La langue maternelle façonne les premiers cris du nourrisson

Selon une nouvelle étude allemande publiée dans les revues, les nouveau-nés dont les parents parlent une langue tonale crient dans des schémas mélodiques plus élevés que les nouveau-nés dont les parents parlent des langues non tonales Parole, langage et audition et Journal de la voix.

Les langues tonales, comme le chinois mandarin, dépendent de la hauteur de la voix pour déterminer le sens. Par exemple, un mot apparemment identique peut signifier des choses complètement différentes selon qu'il est prononcé avec une hauteur aiguë, une note grave ou une fluctuation de hauteur spécifique.

Bien que toutes les langues tonales soient compliquées, certaines sont beaucoup plus complexes que d'autres. Le mandarin, la langue officielle de la Chine, présente quatre sons caractéristiques, mais le Lamnso, la langue des Nso - un groupe de personnes vivant principalement dans les prairies du nord-ouest du Cameroun - en possède huit.

«Les pleurs des nouveau-nés dont les mères parlent une langue tonale sont caractérisés par une variation mélodique significativement plus élevée que, par exemple, les nouveau-nés allemands», a déclaré l'auteure principale, la professeure Kathleen Wermke, directrice du Center for Pre-speech Development and Developmental Disorders à l'Université de Würzburg (Département d'orthodontie).

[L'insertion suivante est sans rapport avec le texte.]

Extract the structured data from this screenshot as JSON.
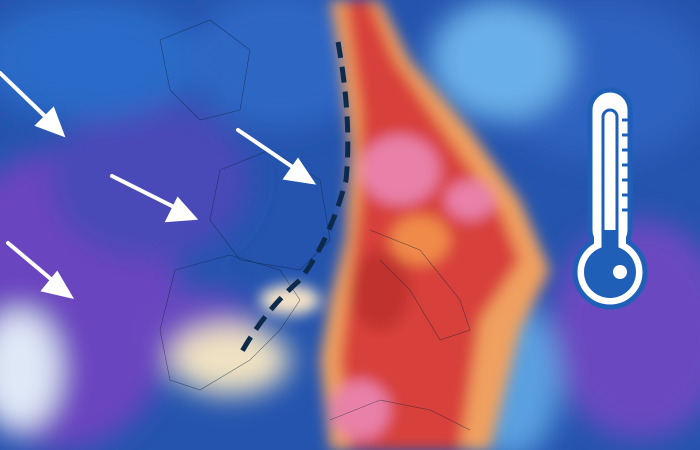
{
  "map": {
    "type": "temperature anomaly weather map",
    "colors": {
      "cold_deep": "#5a3fb0",
      "cold": "#2a5cc0",
      "cool": "#5aa0e0",
      "neutral": "#f3e7c8",
      "warm": "#f08a4a",
      "hot": "#d8383a",
      "very_hot": "#e87aa8",
      "arrow": "#ffffff",
      "front_line": "#0e2a4a",
      "thermometer": "#1f5fb8"
    },
    "icons": [
      "wind-arrow-icon",
      "cold-front-line",
      "thermometer-icon"
    ]
  }
}
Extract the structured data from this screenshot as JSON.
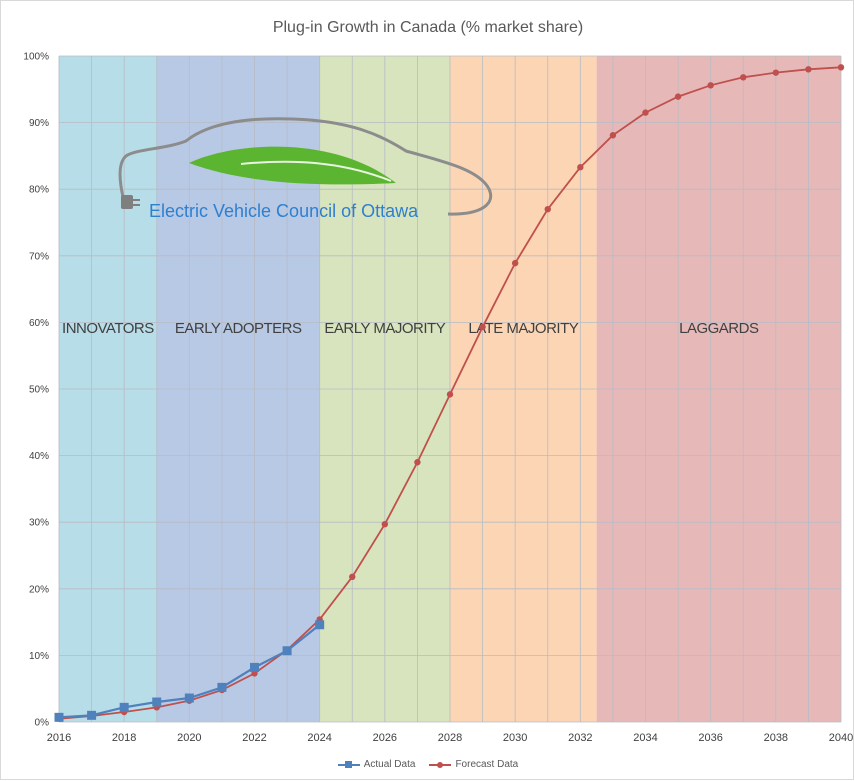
{
  "title": "Plug-in Growth in Canada (% market share)",
  "colors": {
    "actual": "#4f81bd",
    "forecast": "#c0504d",
    "grid": "#b7bcc4",
    "phase_innovators": "#b7dde8",
    "phase_early_adopters": "#b8c9e5",
    "phase_early_majority": "#d7e4bd",
    "phase_late_majority": "#fcd5b4",
    "phase_laggards": "#e6b9b8",
    "logo_leaf": "#5cb531",
    "logo_cord": "#8c8c8c",
    "logo_text": "#2f7fcf"
  },
  "logo": {
    "text": "Electric Vehicle Council of Ottawa",
    "icon": "plug-car-leaf-logo"
  },
  "legend": {
    "actual_label": "Actual Data",
    "forecast_label": "Forecast Data"
  },
  "chart_data": {
    "type": "line",
    "title": "Plug-in Growth in Canada (% market share)",
    "xlabel": "",
    "ylabel": "",
    "xlim": [
      2016,
      2040
    ],
    "ylim": [
      0,
      100
    ],
    "x_ticks": [
      2016,
      2018,
      2020,
      2022,
      2024,
      2026,
      2028,
      2030,
      2032,
      2034,
      2036,
      2038,
      2040
    ],
    "y_ticks": [
      0,
      10,
      20,
      30,
      40,
      50,
      60,
      70,
      80,
      90,
      100
    ],
    "y_tick_suffix": "%",
    "grid": "both",
    "legend_position": "bottom",
    "phases": [
      {
        "label": "INNOVATORS",
        "start": 2016,
        "end": 2019
      },
      {
        "label": "EARLY ADOPTERS",
        "start": 2019,
        "end": 2024
      },
      {
        "label": "EARLY MAJORITY",
        "start": 2024,
        "end": 2028
      },
      {
        "label": "LATE MAJORITY",
        "start": 2028,
        "end": 2032.5
      },
      {
        "label": "LAGGARDS",
        "start": 2032.5,
        "end": 2040
      }
    ],
    "series": [
      {
        "name": "Actual Data",
        "marker": "square",
        "x": [
          2016,
          2017,
          2018,
          2019,
          2020,
          2021,
          2022,
          2023,
          2024
        ],
        "values": [
          0.7,
          1.0,
          2.2,
          3.0,
          3.6,
          5.2,
          8.2,
          10.7,
          14.6
        ]
      },
      {
        "name": "Forecast Data",
        "marker": "circle",
        "x": [
          2016,
          2017,
          2018,
          2019,
          2020,
          2021,
          2022,
          2023,
          2024,
          2025,
          2026,
          2027,
          2028,
          2029,
          2030,
          2031,
          2032,
          2033,
          2034,
          2035,
          2036,
          2037,
          2038,
          2039,
          2040
        ],
        "values": [
          0.5,
          0.9,
          1.5,
          2.2,
          3.2,
          4.8,
          7.3,
          10.8,
          15.4,
          21.8,
          29.7,
          39.0,
          49.2,
          59.3,
          68.9,
          77.0,
          83.3,
          88.1,
          91.5,
          93.9,
          95.6,
          96.8,
          97.5,
          98.0,
          98.3
        ]
      }
    ]
  }
}
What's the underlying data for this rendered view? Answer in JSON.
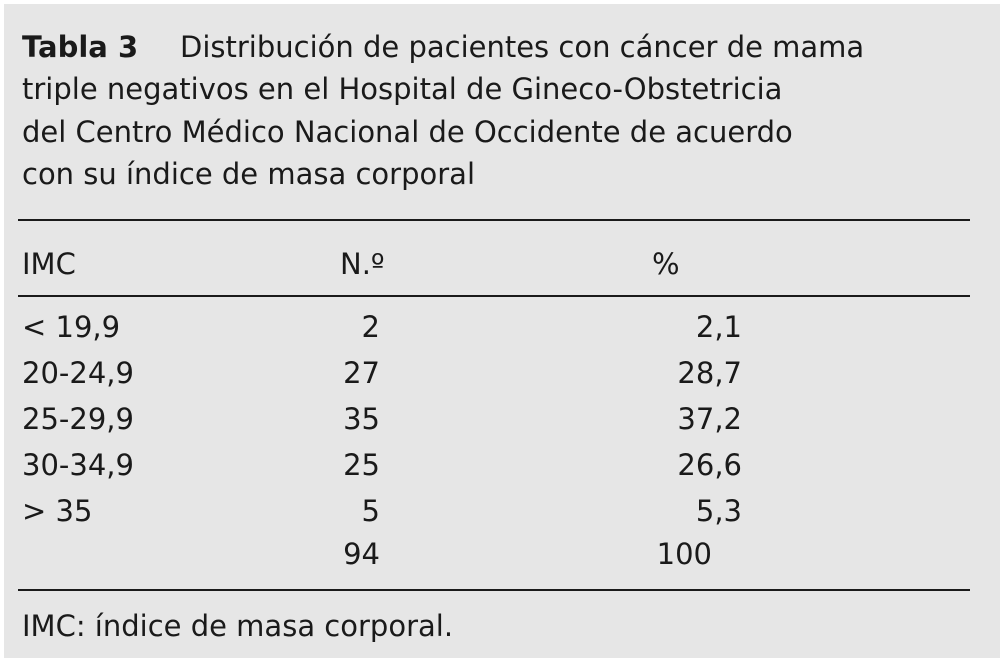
{
  "title": {
    "label": "Tabla 3",
    "lines": [
      "Distribución de pacientes con cáncer de mama",
      "triple negativos en el Hospital de Gineco-Obstetricia",
      "del Centro Médico Nacional de Occidente de acuerdo",
      "con su índice de masa corporal"
    ]
  },
  "table": {
    "header": [
      "IMC",
      "N.º",
      "%"
    ],
    "rows": [
      [
        "< 19,9",
        "2",
        "2,1"
      ],
      [
        "20-24,9",
        "27",
        "28,7"
      ],
      [
        "25-29,9",
        "35",
        "37,2"
      ],
      [
        "30-34,9",
        "25",
        "26,6"
      ],
      [
        "> 35",
        "5",
        "5,3"
      ]
    ],
    "total": {
      "n": "94",
      "pct": "100"
    }
  },
  "footnote": "IMC: índice de masa corporal."
}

Les résultats montrent que les nourrissons du Nso au Cameroun présentaient une «variation de hauteur globale intra-énonciation» significativement plus élevée (l'intervalle entre le ton le plus élevé et le ton le plus bas). En outre, la montée et la baisse à court terme des tons lors d'un épisode de pleurs étaient plus intenses chez les bébés Nso que chez les mères germanophones.

«Leurs pleurs ressemblent plus à des chants», a déclaré Wermke. Les résultats étaient similaires pour les nouveau-nés de Pékin, Chine - mais dans une moindre mesure.

Les résultats soutiennent la théorie selon laquelle les éléments constitutifs du langage futur commencent avant la naissance, pas seulement lorsque les nourrissons commencent à babiller ou à produire leurs premiers mots. Ayant eu amplement l'occasion de se familiariser avec la langue de leur mère alors qu'ils étaient encore dans l'utérus, les nouveau-nés présentent les schémas mélodiques de la langue dans leurs cris.

Dans le même temps, les chercheurs ont découvert que les nouveau-nés présentent un degré élevé d'universalité interculturelle dans leurs pleurs.

Dans une autre étude, par exemple, les chercheurs ont comparé 55 nouveau-nés de Pékin, en Chine, à 21 nouveau-nés Nso du Cameroun. Les nouveau-nés de Pékin s'étaient développés entourés de toutes les influences de la civilisation moderne, telles que les radios, la télévision, les téléphones intelligents. D'un autre côté, les enfants du Nso sont nés dans un milieu rural où aucune des réalisations techniques des temps modernes ne se trouve.

«Le fait qu'en dépit de ces différences culturelles, les deux groupes de langues tonales aient présenté des effets similaires par rapport au groupe allemand non tonal indique que notre interprétation des données va dans la bonne direction», a déclaré Wermke.

Avec toute la prudence nécessaire, ces résultats pourraient même suggérer que des facteurs génétiques sont impliqués dans le processus en plus de facteurs externes. «Bien sûr, il n'est pas contesté que les nouveau-nés sont capables d'apprendre n'importe quelle langue parlée dans le monde, quelle que soit sa complexité», a déclaré Wermke.